Sclerochoroidal calcification associated with Albright's hereditary osteodystrophy

Helena Lee 1, Periyasamy Kumar 2, James Deane 2
PMCID: PMC4543102  PMID: 22814975

Abstract

A 47-year-old woman presented with bilateral gradual loss of vision, ocular discomfort and seeing a black shadow in her right visual field over 6 months duration. Her medical history was extensive including: developmental delay, pseudohypoparathyroidism, hypertension, spinal stenosis, epilepsy and suspected idiopathic intracranial hypertension. Ocular examination revealed choroidal elevation in both eyes, which were highly ecogenic on ecography and confirmed to be calcifications of choroids on CT scan in her both eyes. She had subnormal vision and reduced colour vision in her both eyes. Electrodiagostic studies suggested rod dysfunction. She had typical features of Albright's hereditary dystrophy and was positive for the GNAS 1 mutation. She is currently being monitored by ophthalmologlists and is also under a medical team undergoing further assessment with regard to her treatment.

Background

We report the first documented case in the UK of sclerochoroidal calcification associated with pseudohypoparathyroidism (PHP) type 1a. We describe the electroretinogram (ERG) findings associated with this condition and postulate as to the involvement of the G proteins involved in normal photoreceptor functioning.

Case presentation

RPW is a 47-year-old right-handed female nurse, who presented to the ophthalmology clinic with gradual deterioration in her vision in both eyes, right greater than left. This was associated with pain at the back of both eyes and photophobia. She described a persistent black shadow in her right visual field.

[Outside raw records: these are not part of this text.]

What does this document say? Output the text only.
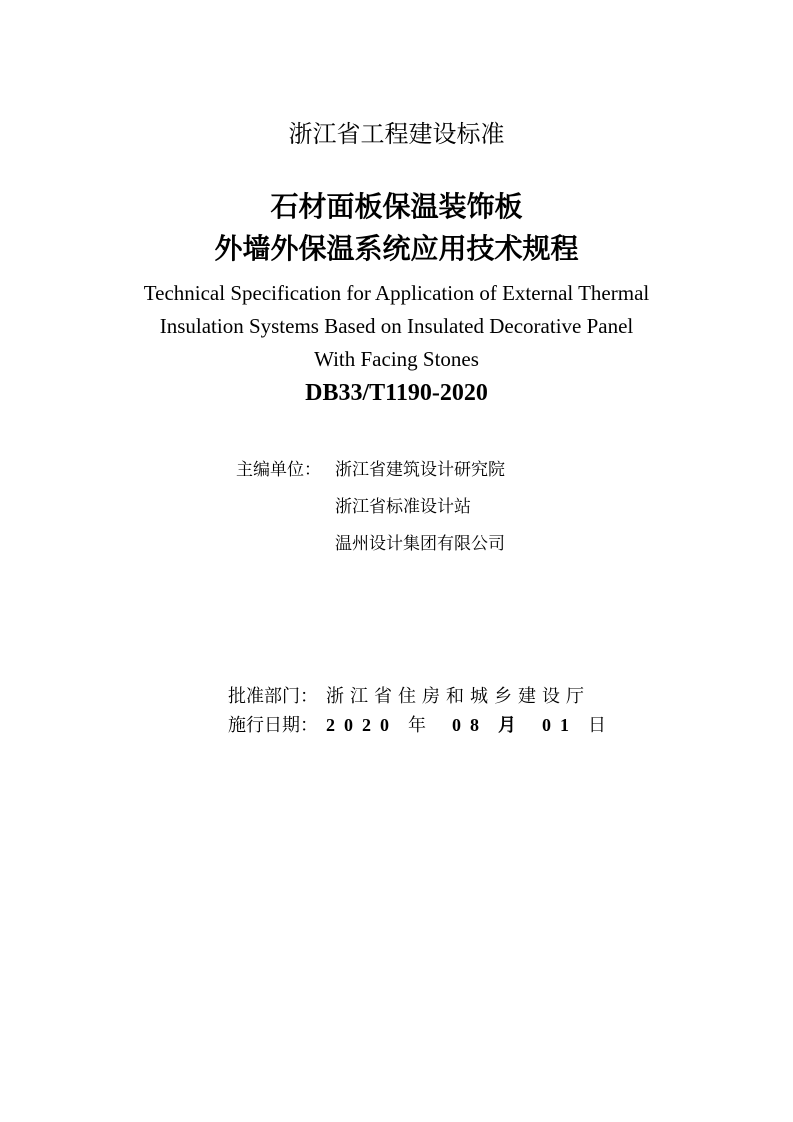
浙江省工程建设标准
石材面板保温装饰板
外墙外保温系统应用技术规程
Technical Specification for Application of External Thermal
Insulation Systems Based on Insulated Decorative Panel
With Facing Stones
DB33/T1190-2020
主编单位： 浙江省建筑设计研究院
浙江省标准设计站
温州设计集团有限公司
批准部门： 浙江省住房和城乡建设厅
施行日期： 2020 年 08 月 01 日
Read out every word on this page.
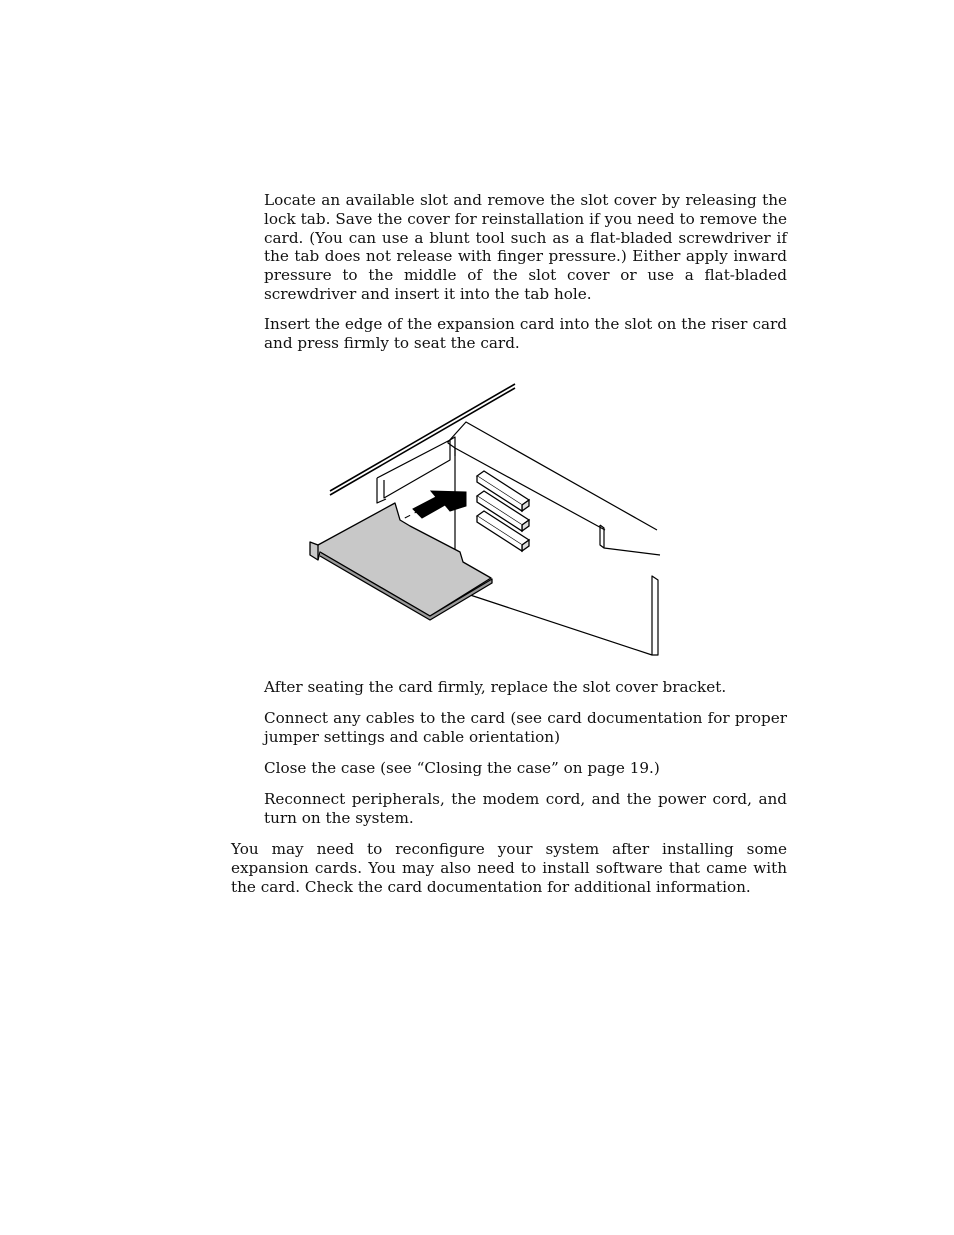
Locate an available slot and remove the slot cover by releasing the lock tab. Save the cover for reinstallation if you need to remove the card. (You can use a blunt tool such as a flat-bladed screwdriver if the tab does not release with finger pressure.) Either apply inward pressure to the middle of the slot cover or use a flat-bladed screwdriver and insert it into the tab hole.

Insert the edge of the expansion card into the slot on the riser card and press firmly to seat the card.

After seating the card firmly, replace the slot cover bracket.

Connect any cables to the card (see card documentation for proper jumper settings and cable orientation)

Close the case (see “Closing the case” on page 19.)

Reconnect peripherals, the modem cord, and the power cord, and turn on the system.

You may need to reconfigure your system after installing some expansion cards. You may also need to install software that came with the card. Check the card documentation for additional information.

Her current medications include: calcitriol 1 µg once daily, bendroflumethiazide 10/95 2.5 mg once daily, tramadol 100 mg four times a day, levothyroxine 200 µg once daily, magnesium oxide, 320 mg three times a day, domperidone 10 mg three times a day/PRN, Qvar 100 inhaler two puffs twice daily, lamotrigine 75 mg twice daily and fexofenadine 120 mg once daily.

Her medical history is extensive, and of note included developmental delay and hypocalcaemia which was identified in 1974 at the age of 11. Unfortunately, there were no records available of her metabolic parameters prior to her receiving treatment but were reported in the clinical letters from that time to show hypocalcaemia with a parathyroid hormone (PTH) within normal limits. She was diagnosed with PHP and was placed on vitamin D, the dose of which was titrated up based on regular blood tests of her calcium and phosphate levels. There was evidence of subcutaneous calcinosis later identified at the age of 12 years.

She also has been treated for hypertension, tension headaches and epilepsy. She was investigated with regard to her headaches in Hong Kong in 1981 and was diagnosed with idiopathic intracranial hypertension. Repeat lumbar punctures were subsequently carried out in the UK, which did not confirm this diagnosis. She has more recently had a diagnosis of spinal stenosis. The typical features of Albright's hereditary osteodystrophy (AHO), including short stature, round face, obesity, brachydactyly and subcutaneous calcifications, were present. She was positive for the GNAS 1 gene mutation.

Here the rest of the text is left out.